West Nile Virus (WNV) is a viral disease transmitted by mosquitoes. It was first identified in the West Nile region of Uganda in 1937, and first detected in the United States in 1999 on the east coast. The Culex pipens mosquito is the primary carrier of WNV. Less than 1 percent of mosquitoes are infected with WNV. There is currently no vaccine to prevent the disease.

Greene County has not had a confirmed case of WNV in a human since 2008, when one case was reported.

Symptoms
  • Typically develop 3 to 15 days after exposure
  • 4 out of 5 (80 percent) of those who are infected will not know due to mild symptoms
  • Those who do develop more pronounced symptoms may expereince fever, headache, body aches, nausea or vomiting (similar to the flu).
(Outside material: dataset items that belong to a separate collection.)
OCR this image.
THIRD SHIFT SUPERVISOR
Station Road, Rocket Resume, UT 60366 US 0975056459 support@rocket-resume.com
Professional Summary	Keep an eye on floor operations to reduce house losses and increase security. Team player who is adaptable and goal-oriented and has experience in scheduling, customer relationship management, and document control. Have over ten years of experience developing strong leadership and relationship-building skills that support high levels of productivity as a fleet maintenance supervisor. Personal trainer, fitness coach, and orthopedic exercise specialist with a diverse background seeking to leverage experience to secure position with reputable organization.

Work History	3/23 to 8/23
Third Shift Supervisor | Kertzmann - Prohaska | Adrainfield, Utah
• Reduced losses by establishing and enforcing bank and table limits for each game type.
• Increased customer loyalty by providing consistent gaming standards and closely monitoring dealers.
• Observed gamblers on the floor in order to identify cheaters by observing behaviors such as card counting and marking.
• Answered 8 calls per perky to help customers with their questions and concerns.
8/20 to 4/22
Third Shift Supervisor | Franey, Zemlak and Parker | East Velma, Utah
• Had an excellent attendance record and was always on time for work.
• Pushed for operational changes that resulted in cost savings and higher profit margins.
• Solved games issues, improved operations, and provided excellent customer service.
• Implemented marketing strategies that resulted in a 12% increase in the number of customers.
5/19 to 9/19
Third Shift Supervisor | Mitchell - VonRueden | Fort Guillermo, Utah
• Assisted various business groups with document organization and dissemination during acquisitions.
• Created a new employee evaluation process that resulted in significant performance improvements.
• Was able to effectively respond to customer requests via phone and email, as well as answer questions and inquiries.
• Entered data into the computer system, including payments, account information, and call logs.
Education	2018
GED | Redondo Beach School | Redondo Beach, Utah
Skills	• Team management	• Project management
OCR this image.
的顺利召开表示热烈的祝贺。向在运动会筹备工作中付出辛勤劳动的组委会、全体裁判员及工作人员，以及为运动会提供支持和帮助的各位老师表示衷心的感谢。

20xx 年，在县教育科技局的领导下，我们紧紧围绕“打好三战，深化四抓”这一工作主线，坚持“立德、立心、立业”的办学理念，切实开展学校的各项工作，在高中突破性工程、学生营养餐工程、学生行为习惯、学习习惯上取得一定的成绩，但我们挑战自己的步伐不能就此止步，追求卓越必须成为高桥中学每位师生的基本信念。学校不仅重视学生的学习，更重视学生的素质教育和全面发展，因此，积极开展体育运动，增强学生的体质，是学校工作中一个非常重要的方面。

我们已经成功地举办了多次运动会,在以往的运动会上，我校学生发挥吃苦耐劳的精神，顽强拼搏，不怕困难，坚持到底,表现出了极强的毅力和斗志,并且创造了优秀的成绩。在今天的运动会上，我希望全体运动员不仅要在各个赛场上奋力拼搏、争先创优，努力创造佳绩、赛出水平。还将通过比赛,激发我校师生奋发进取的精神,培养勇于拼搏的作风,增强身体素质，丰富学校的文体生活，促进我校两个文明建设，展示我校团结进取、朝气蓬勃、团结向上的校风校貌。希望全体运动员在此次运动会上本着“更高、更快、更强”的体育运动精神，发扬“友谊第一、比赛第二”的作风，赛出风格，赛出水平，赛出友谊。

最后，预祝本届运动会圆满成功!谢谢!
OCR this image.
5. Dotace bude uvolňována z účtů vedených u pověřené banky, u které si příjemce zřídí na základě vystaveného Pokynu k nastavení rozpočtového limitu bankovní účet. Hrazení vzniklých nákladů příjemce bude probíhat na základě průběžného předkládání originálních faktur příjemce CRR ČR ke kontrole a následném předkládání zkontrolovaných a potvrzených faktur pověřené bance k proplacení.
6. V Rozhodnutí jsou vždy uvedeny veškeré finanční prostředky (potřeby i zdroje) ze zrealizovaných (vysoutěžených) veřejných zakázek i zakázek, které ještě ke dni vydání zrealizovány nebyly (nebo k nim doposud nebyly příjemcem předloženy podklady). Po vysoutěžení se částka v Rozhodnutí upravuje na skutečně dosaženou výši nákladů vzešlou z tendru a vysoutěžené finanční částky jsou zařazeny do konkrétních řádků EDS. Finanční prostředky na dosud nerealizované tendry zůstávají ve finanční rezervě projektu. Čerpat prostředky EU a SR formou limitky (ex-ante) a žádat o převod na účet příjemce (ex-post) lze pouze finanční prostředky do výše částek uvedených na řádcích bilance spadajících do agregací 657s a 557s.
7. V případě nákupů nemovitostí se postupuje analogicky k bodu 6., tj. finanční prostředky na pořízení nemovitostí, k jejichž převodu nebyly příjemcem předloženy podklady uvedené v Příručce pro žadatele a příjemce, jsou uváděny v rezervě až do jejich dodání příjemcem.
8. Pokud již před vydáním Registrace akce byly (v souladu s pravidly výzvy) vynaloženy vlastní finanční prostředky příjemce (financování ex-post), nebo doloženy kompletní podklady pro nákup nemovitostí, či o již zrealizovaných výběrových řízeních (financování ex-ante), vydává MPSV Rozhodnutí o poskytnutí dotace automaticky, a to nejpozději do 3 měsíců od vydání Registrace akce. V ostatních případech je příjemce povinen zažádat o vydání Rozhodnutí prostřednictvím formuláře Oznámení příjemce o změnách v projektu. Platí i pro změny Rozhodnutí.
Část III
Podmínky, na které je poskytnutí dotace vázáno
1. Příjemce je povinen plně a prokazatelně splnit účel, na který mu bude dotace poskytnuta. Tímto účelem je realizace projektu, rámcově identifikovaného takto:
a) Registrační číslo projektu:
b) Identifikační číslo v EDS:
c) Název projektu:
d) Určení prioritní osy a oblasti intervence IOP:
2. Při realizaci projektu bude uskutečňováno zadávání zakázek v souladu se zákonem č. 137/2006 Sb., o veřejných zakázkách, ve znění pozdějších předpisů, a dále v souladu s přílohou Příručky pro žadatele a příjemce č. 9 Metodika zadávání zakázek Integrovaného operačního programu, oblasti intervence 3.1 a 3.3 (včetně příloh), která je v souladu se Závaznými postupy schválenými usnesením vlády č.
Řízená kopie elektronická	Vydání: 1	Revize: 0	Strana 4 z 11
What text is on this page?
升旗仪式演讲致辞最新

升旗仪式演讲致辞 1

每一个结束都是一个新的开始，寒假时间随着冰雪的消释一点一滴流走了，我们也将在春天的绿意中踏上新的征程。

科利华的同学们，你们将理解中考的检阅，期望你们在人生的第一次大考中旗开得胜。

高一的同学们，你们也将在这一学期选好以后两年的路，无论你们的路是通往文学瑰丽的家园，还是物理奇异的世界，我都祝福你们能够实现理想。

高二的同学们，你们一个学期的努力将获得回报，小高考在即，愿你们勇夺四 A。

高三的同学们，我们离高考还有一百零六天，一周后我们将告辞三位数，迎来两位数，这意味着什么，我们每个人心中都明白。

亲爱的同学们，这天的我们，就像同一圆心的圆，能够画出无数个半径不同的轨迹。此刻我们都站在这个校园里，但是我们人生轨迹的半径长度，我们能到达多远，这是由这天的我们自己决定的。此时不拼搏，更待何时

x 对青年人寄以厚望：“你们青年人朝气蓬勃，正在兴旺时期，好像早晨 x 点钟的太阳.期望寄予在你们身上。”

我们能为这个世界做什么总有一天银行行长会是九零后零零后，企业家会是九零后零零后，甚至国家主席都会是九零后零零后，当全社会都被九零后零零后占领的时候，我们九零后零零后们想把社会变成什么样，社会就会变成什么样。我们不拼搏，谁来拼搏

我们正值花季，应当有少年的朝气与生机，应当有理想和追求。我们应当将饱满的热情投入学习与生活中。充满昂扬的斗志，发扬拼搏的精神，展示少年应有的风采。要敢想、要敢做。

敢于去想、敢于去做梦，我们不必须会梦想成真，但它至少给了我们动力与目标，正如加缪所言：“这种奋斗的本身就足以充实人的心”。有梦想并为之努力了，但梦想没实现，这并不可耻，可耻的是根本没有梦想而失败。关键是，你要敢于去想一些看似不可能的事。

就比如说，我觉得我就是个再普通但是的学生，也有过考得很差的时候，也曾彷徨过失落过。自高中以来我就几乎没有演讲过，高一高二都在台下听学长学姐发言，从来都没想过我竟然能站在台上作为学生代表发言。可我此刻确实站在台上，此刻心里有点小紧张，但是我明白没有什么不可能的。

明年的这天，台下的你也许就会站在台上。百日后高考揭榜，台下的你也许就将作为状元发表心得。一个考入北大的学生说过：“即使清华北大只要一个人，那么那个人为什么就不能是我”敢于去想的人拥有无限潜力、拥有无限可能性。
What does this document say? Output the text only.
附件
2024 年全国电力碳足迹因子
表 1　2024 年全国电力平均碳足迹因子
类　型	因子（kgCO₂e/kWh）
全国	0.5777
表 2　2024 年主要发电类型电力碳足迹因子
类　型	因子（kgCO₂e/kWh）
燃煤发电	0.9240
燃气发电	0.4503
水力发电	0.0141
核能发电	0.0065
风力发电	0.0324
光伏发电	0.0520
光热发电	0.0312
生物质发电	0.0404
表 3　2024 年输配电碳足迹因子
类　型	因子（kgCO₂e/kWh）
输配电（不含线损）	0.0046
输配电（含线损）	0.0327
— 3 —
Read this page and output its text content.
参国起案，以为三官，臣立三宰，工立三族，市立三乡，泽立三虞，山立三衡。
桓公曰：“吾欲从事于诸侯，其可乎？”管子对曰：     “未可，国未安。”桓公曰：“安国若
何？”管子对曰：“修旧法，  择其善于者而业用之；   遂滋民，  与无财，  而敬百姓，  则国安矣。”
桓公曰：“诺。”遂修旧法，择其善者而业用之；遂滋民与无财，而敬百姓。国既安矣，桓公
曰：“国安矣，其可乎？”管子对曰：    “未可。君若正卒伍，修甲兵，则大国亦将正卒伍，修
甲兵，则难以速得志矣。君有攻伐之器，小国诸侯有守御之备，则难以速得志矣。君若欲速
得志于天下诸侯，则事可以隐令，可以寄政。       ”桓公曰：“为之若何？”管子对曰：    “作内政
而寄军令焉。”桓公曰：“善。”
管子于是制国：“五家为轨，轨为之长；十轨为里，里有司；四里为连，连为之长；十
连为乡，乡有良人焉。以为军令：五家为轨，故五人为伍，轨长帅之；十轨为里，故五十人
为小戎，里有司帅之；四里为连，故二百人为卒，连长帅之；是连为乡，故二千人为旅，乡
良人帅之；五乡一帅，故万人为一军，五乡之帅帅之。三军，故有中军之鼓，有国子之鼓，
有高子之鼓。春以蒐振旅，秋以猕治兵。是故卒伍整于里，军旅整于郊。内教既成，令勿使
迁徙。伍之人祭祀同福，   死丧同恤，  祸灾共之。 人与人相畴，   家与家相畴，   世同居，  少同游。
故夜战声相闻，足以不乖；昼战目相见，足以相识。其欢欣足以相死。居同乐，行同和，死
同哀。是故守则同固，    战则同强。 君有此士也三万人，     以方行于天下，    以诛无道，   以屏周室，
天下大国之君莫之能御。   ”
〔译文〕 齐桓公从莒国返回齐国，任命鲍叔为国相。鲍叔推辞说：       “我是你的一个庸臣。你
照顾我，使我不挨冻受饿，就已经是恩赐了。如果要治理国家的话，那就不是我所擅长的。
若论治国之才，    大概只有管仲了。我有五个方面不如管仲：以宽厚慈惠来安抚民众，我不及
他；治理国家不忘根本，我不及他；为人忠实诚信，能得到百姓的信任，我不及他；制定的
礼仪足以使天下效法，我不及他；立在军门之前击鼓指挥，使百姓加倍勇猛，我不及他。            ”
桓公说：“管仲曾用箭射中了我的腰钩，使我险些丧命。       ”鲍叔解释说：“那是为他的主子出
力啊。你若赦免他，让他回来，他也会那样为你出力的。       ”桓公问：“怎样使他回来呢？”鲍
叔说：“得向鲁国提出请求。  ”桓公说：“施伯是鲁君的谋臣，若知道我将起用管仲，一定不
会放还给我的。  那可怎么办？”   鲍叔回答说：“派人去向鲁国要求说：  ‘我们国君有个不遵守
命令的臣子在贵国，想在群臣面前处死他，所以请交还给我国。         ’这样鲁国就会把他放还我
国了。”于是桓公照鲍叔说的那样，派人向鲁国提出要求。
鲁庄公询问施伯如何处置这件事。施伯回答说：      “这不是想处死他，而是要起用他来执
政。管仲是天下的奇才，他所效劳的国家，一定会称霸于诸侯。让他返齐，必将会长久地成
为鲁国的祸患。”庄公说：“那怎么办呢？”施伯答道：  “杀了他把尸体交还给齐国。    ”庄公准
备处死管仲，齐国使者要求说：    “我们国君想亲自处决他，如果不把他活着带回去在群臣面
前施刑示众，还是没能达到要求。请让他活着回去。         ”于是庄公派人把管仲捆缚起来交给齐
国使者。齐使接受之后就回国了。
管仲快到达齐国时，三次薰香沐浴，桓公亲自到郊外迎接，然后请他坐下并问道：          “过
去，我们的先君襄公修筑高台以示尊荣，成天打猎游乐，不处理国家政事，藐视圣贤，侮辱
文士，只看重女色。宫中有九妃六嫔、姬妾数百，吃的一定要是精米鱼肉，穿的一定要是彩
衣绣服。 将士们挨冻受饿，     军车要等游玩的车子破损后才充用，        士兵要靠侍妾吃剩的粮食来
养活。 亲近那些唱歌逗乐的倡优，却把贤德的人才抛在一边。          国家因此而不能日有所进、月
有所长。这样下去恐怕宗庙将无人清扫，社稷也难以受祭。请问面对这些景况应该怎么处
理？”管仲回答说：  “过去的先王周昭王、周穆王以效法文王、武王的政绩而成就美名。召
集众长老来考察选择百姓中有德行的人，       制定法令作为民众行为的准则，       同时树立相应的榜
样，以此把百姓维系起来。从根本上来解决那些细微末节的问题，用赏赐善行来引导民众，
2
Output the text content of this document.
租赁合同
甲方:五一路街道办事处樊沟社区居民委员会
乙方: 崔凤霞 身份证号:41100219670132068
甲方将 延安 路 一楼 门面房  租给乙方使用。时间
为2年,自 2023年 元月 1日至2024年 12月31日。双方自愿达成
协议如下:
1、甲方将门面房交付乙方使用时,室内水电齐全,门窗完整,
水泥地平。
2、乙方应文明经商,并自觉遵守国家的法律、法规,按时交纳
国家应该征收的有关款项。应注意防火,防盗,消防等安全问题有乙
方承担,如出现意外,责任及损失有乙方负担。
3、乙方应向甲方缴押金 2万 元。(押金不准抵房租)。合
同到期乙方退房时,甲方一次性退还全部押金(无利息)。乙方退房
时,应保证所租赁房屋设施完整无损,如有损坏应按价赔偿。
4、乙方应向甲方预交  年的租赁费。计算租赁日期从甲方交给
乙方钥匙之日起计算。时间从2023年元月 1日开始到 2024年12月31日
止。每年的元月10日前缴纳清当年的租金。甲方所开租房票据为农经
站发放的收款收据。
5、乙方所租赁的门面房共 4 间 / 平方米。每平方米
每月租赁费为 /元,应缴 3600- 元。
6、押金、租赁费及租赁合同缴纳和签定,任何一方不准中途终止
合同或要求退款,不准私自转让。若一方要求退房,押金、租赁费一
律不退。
Symptoms can last for as short as a few days, though even healthy people have become sick for several weeks
  • About one in 150 people (less than one-tenth of 1 percent) infected with WNV will develop severe illness. Symptoms can include high fever, headache, neck stiffness, stupor, disorientation, coma, tremors, convulsions, muscle weakness, vision loss, numbness and paralysis
  • Doctors believe that infection produces lifelong immunity
  • WNV is not contagious through person-to-person contact
Prevention Tips
  • Many mosquitoes are most active at dusk and dawn. Be sure to use insect repellent and wear long sleeves and pants at these times or consider staying indoors during these hours
  • Use an insect repellent as directed and that contains DEET or pyrethrin (the synthetic form of a natural insecticide found in chrysanthemums)
  • Make sure you have good screens on your windows and doors to keep mosquitoes out of your home
  • Get rid of mosquito breeding sites by emptying standing water from flower pots, buckets and barrels. Change the water in pet dishes and replace the water in bird baths weekly. Drill holes in tire swings so water drains out. Keep children's wading pools empty and on their sides when they aren't being used
  • If you have a rain barrel, use a screen to keep mosquitoes out of the water. A mosquito "dunk" is a time-release tablet that contain a bacterial agent which kills mosquito larvae, but does not affect people, animals or plants
There were more cases of West Nile Virus reported in 2012 than any previous year in the US. As of early October 2012, there were nearly 3,700 reported cases, including 163 deaths. Seven states saw 65 percent of the cases in 2012: Texas, South Dakota, Michigan, Mississippi, Oklahoma, California and Louisiana. Texas alone was the location of 35 percent of those cases.